Feeling more secure about her family’s nutritional health, Mangamma now also sees her garden as a source of cash.
“Following TechnoServe’s training on organic kitchen gardens, I hope to expand this further and start selling more organic vegetables,” she adds. “I want to diversify and grow more varieties of vegetables and further scale up my kitchen garden.”
Though Indian farmers have recently faced additional setbacks from natural disasters and a surge in COVID-19, Mangamma is undeterred.
“Working hard is the only thing that allows me to put food on my children’s plates,” she says. “I feel that is the strongest motivator for anyone. I also want to see my children secure good jobs in the future – and for that, I need to earn now so I can take care of their educational expenses.”
Read more about TechnoServe’s work helping farmers through COVID-19.
A Rwandan Coffee Farmer Finds Steady Income in Coffee Production
Food insecurity starts in the womb, as babies whose mothers can’t access adequate nutritious food during pregnancy are more likely to have low birth weights, or be delivered preterm. And single parents face even greater challenges, with their children disproportionately likely to experience food insecurity, according to UNICEF.

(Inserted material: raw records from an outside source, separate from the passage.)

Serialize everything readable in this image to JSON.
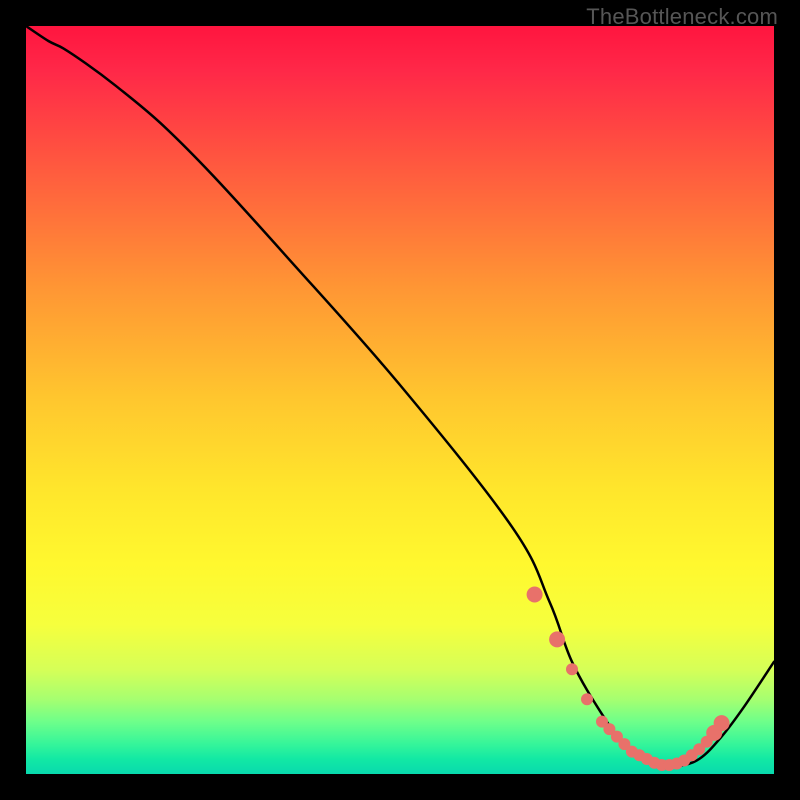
{
  "attribution": "TheBottleneck.com",
  "chart_data": {
    "type": "line",
    "title": "",
    "xlabel": "",
    "ylabel": "",
    "xlim": [
      0,
      100
    ],
    "ylim": [
      0,
      100
    ],
    "grid": false,
    "legend": false,
    "series": [
      {
        "name": "curve",
        "x": [
          0,
          3,
          5,
          8,
          12,
          18,
          25,
          35,
          50,
          65,
          70,
          73,
          77,
          80,
          83,
          85,
          87,
          90,
          93,
          96,
          100
        ],
        "y": [
          100,
          98,
          97,
          95,
          92,
          87,
          80,
          69,
          52,
          33,
          23,
          15,
          8,
          4,
          2,
          1,
          1,
          2,
          5,
          9,
          15
        ]
      }
    ],
    "markers": {
      "name": "highlight-points",
      "color": "#e8716a",
      "x": [
        68,
        71,
        73,
        75,
        77,
        78,
        79,
        80,
        81,
        82,
        83,
        84,
        85,
        86,
        87,
        88,
        89,
        90,
        91,
        92,
        93
      ],
      "y": [
        24,
        18,
        14,
        10,
        7,
        6,
        5,
        4,
        3,
        2.5,
        2,
        1.5,
        1.2,
        1.2,
        1.4,
        1.8,
        2.5,
        3.3,
        4.3,
        5.5,
        6.8
      ]
    }
  }
}
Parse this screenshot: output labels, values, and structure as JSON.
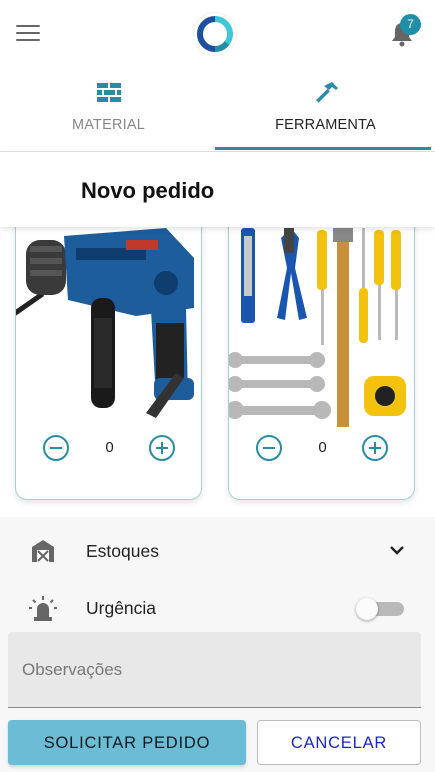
{
  "header": {
    "menu_icon": "hamburger-icon",
    "logo_icon": "app-logo",
    "notification_icon": "bell-icon",
    "notification_count": "7"
  },
  "tabs": [
    {
      "label": "MATERIAL",
      "icon": "brick-wall-icon",
      "active": false
    },
    {
      "label": "FERRAMENTA",
      "icon": "hammer-icon",
      "active": true
    }
  ],
  "page": {
    "title": "Novo pedido"
  },
  "products": [
    {
      "image": "power-drill-image",
      "quantity": "0"
    },
    {
      "image": "tool-set-image",
      "quantity": "0"
    }
  ],
  "form": {
    "estoques": {
      "label": "Estoques",
      "icon": "warehouse-icon"
    },
    "urgencia": {
      "label": "Urgência",
      "icon": "siren-icon",
      "enabled": false
    },
    "observacoes_placeholder": "Observações",
    "observacoes_value": ""
  },
  "actions": {
    "submit_label": "SOLICITAR PEDIDO",
    "cancel_label": "CANCELAR"
  },
  "colors": {
    "accent": "#2a8ca4",
    "submit_bg": "#6bbcd4",
    "cancel_text": "#1a28c8",
    "badge_bg": "#1f8fa8"
  }
}
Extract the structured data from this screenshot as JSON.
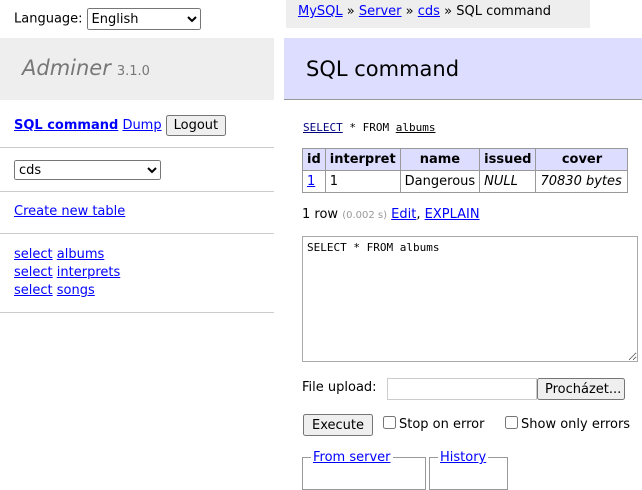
{
  "language": {
    "label": "Language:",
    "selected": "English"
  },
  "app": {
    "name": "Adminer",
    "version": "3.1.0"
  },
  "sidebar": {
    "sql_command": "SQL command",
    "dump": "Dump",
    "logout": "Logout",
    "database": "cds",
    "create_table": "Create new table",
    "tables": [
      {
        "select": "select",
        "name": "albums"
      },
      {
        "select": "select",
        "name": "interprets"
      },
      {
        "select": "select",
        "name": "songs"
      }
    ]
  },
  "breadcrumb": {
    "items": [
      "MySQL",
      "Server",
      "cds"
    ],
    "sep": "»",
    "current": "SQL command"
  },
  "main": {
    "title": "SQL command",
    "query": {
      "kw1": "SELECT",
      "mid": " * FROM ",
      "table": "albums"
    },
    "columns": [
      "id",
      "interpret",
      "name",
      "issued",
      "cover"
    ],
    "rows": [
      [
        "1",
        "1",
        "Dangerous",
        "NULL",
        "70830 bytes"
      ]
    ],
    "row_count": "1 row",
    "time": "(0.002 s)",
    "edit": "Edit",
    "explain": "EXPLAIN",
    "textarea": "SELECT * FROM albums",
    "file_upload": "File upload:",
    "browse": "Procházet...",
    "execute": "Execute",
    "stop_on_error": "Stop on error",
    "show_only_errors": "Show only errors",
    "from_server": "From server",
    "history": "History"
  }
}
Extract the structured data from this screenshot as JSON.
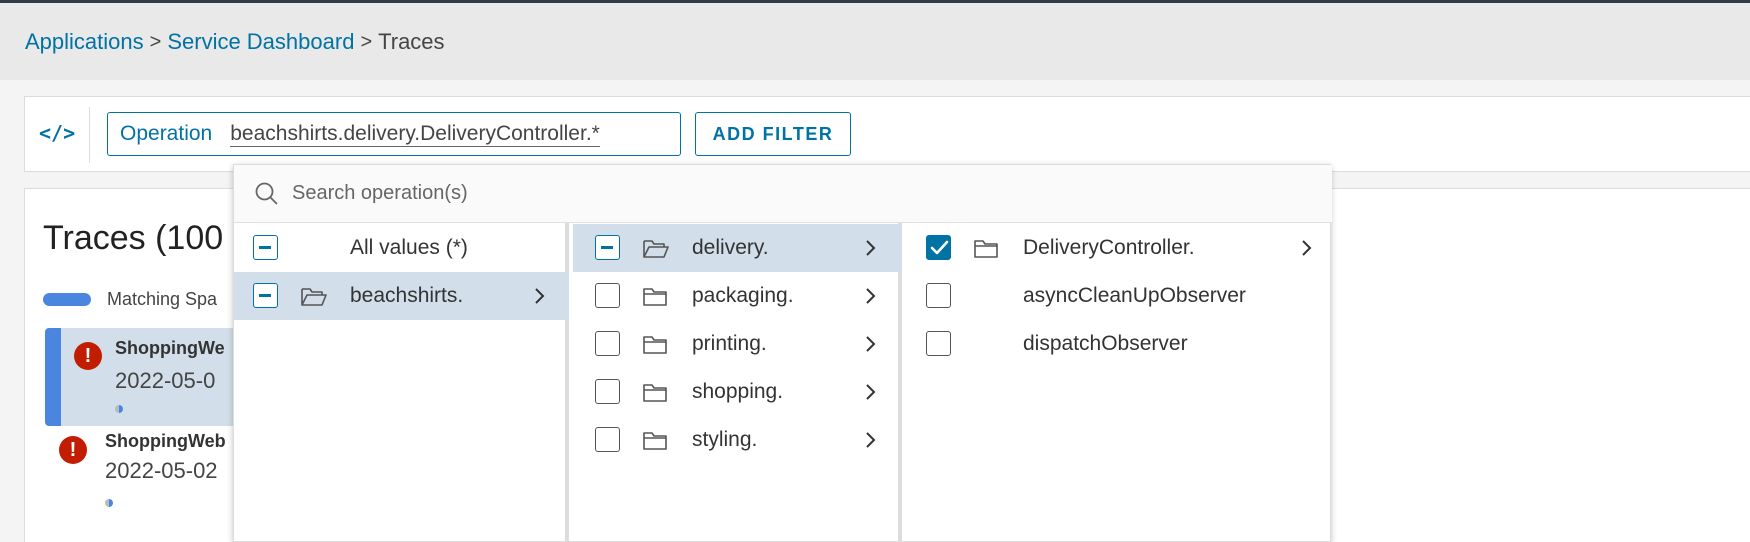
{
  "breadcrumb": {
    "items": [
      "Applications",
      "Service Dashboard"
    ],
    "current": "Traces",
    "separator": ">"
  },
  "filterbar": {
    "code_toggle": "</>",
    "operation_key": "Operation",
    "operation_value": "beachshirts.delivery.DeliveryController.*",
    "add_filter": "ADD FILTER"
  },
  "traces": {
    "title": "Traces (100",
    "legend_label": "Matching Spa",
    "rows": [
      {
        "service": "ShoppingWe",
        "date": "2022-05-0",
        "error": "!"
      },
      {
        "service": "ShoppingWeb",
        "date": "2022-05-02",
        "error": "!"
      }
    ]
  },
  "dropdown": {
    "search_placeholder": "Search operation(s)",
    "col1": [
      {
        "label": "All values (*)",
        "state": "partial",
        "folder": false,
        "chevron": false,
        "active": false
      },
      {
        "label": "beachshirts.",
        "state": "partial",
        "folder": true,
        "open": true,
        "chevron": true,
        "active": true
      }
    ],
    "col2": [
      {
        "label": "delivery.",
        "state": "partial",
        "folder": true,
        "open": true,
        "chevron": true,
        "active": true
      },
      {
        "label": "packaging.",
        "state": "unchecked",
        "folder": true,
        "chevron": true,
        "active": false
      },
      {
        "label": "printing.",
        "state": "unchecked",
        "folder": true,
        "chevron": true,
        "active": false
      },
      {
        "label": "shopping.",
        "state": "unchecked",
        "folder": true,
        "chevron": true,
        "active": false
      },
      {
        "label": "styling.",
        "state": "unchecked",
        "folder": true,
        "chevron": true,
        "active": false
      }
    ],
    "col3": [
      {
        "label": "DeliveryController.",
        "state": "checked",
        "folder": true,
        "chevron": true,
        "active": false
      },
      {
        "label": "asyncCleanUpObserver",
        "state": "unchecked",
        "folder": false,
        "chevron": false,
        "active": false
      },
      {
        "label": "dispatchObserver",
        "state": "unchecked",
        "folder": false,
        "chevron": false,
        "active": false
      }
    ]
  },
  "colors": {
    "accent": "#0072a3",
    "selected_row": "#d2dfea",
    "error": "#c21d00",
    "bar": "#4a86e0"
  }
}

Athanasie Musabyimana is one of those single mothers. Forced to flee to a refugee camp during the 1994 genocide in Rwanda, she once had so little food, she thought that she – and the daughter she was breastfeeding at the time – might not survive.
But they did survive, and returned to Rwanda afterward – only for Athanasie to face daily challenges that affect so many women living in poverty. When her husband died shortly after their return, Athanasie found herself struggling to earn enough money to support three children and her parents all alone.
She decided to turn to coffee farming for a better income. Working with TechnoServe, she discovered that changes to the way she grew the coffee could improve its quality and yields – and increase the income she earned from her crop.
Look around, it’s all poverty. Coffee is what brings us money.
— Athanasie Musabyimana, farmer, Rwanda
“From TechnoServe, I learned better composting, better pruning, and how to use fertilizer for coffee,” she says. She also learned business and financial skills as well as ways to access credit to expand her production.
Soon, Athanasie’s coffee became good enough to sell to buyers like Starbucks. And in a few years, she had tripled her income, expanded her house, and sent all of her children to school.
Athanasie’s concerns about feeding her family are now a thing of the past. “Now with the life I am living – I am not worried,” she says.